Présentation[modifier | modifier le code]

Pèlerins sur la voie limousine près de Bougue dans les Landes.

Des toponymes portent la trace de ce passé, tel que « Pont Romieu » à Conques parmi d'autres ponts le long des chemins. Au fil du temps, et l’imaginaire aidant, ces ponts deviennent « romains ». On trouve également la collégiale Saint-Pierre de La Romieu, lieu d’accueil des pèlerins, et des fontaines, telles que Font Romieu à Saint-Côme-d'Olt. En Espagne, Romieu se transforma en Romero, que l'on retrouve aujourd'hui dans différents noms de lieux.

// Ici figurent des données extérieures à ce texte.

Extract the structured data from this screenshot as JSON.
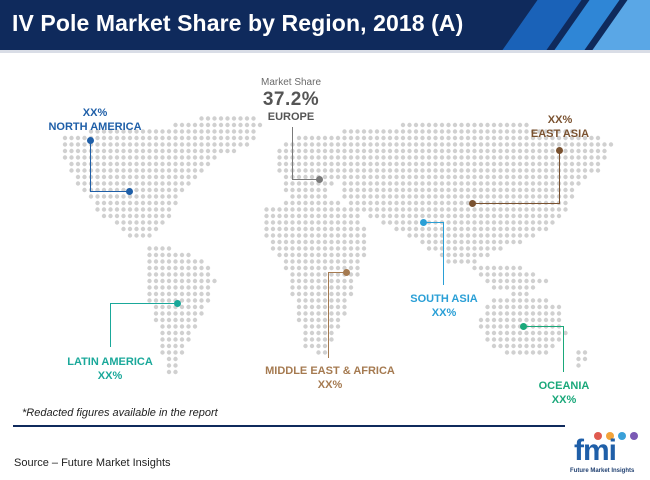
{
  "header": {
    "title": "IV Pole Market Share by Region, 2018 (A)"
  },
  "highlight": {
    "caption": "Market Share",
    "value": "37.2%",
    "region": "EUROPE"
  },
  "regions": {
    "north_america": {
      "share": "XX%",
      "name": "NORTH AMERICA",
      "color": "#1f5fa8"
    },
    "east_asia": {
      "share": "XX%",
      "name": "EAST ASIA",
      "color": "#7a5230"
    },
    "south_asia": {
      "share": "XX%",
      "name": "SOUTH ASIA",
      "color": "#2a9fd6"
    },
    "latin_america": {
      "share": "XX%",
      "name": "LATIN AMERICA",
      "color": "#1aa89a"
    },
    "middle_east_africa": {
      "share": "XX%",
      "name": "MIDDLE EAST & AFRICA",
      "color": "#a57a50"
    },
    "oceania": {
      "share": "XX%",
      "name": "OCEANIA",
      "color": "#1aa87a"
    },
    "europe": {
      "color": "#7a7a7a"
    }
  },
  "footnote": "*Redacted figures available in the report",
  "source": "Source – Future Market Insights",
  "logo": {
    "word": "fmi",
    "tagline": "Future Market Insights",
    "colors": [
      "#e05a4f",
      "#f2a33a",
      "#3aa0d8",
      "#7b5ab5"
    ]
  },
  "colors": {
    "header_bg": "#0f2a5c",
    "map_dot": "#d0d0d0"
  }
}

Les pèlerins empruntent les voies de communication des autres voyageurs (marchands, artisans, clercs, gens d'armes...). Les conditions de leur voyage sont les mêmes que celles de ces autres voyageurs. Ils sont soumis aux mêmes aléas. Selon leurs possibilités financières, ils utilisent les moyens de transport existants (en particulier les fleuves) et les hébergements communs à tous ceux qui se déplacent. Les maisons Dieu accueillent les pauvres, passants et pèlerins, et ceux qui le peuvent logent à l'auberge. L'édition en 1882 du dernier Livre du Codex Calixtinus, manuscrit compilé au XIIe siècle, apporte des informations sur les routes qui vont à Compostelle[1]. Ce Livre fut considéré comme un guide du pèlerin. Sa traduction en 1938 publiée sous ce titre amplifie la confusion. « Aucun manuscrit médiéval comportant exclusivement le dernier livre du livre de saint Jacques ne nous est parvenu et ne permet donc de penser que ce texte a pu être utilisé séparément. Rien ne permet de penser qu'il ait jamais servi de guide à un marcheur et le titre de Guide du pèlerin est abusif »[2]. « Ce titre de Guide du pèlerin, donné en 1938, pour être à la mode de son temps, n'en a pas moins induit en erreur des générations de chercheurs ou de commentateurs. C'est lui qui a conduit le Conseil de l'Europe à déclarer, le 23 octobre 1987, le chemin de Saint-Jacques premier itinéraire culturel européen »[3].

Les attributs du pèlerin[modifier | modifier le code]

Besaces et bourdons[modifier | modifier le code]

Pèlerin, par Jérôme Bosch, vers 1500.

La besace et le bourdon (en ancien français bordon) constituent, dès le Haut Moyen Âge, les deux attributs caractéristiques du pèlerin, permettant de le reconnaître en tant que tel.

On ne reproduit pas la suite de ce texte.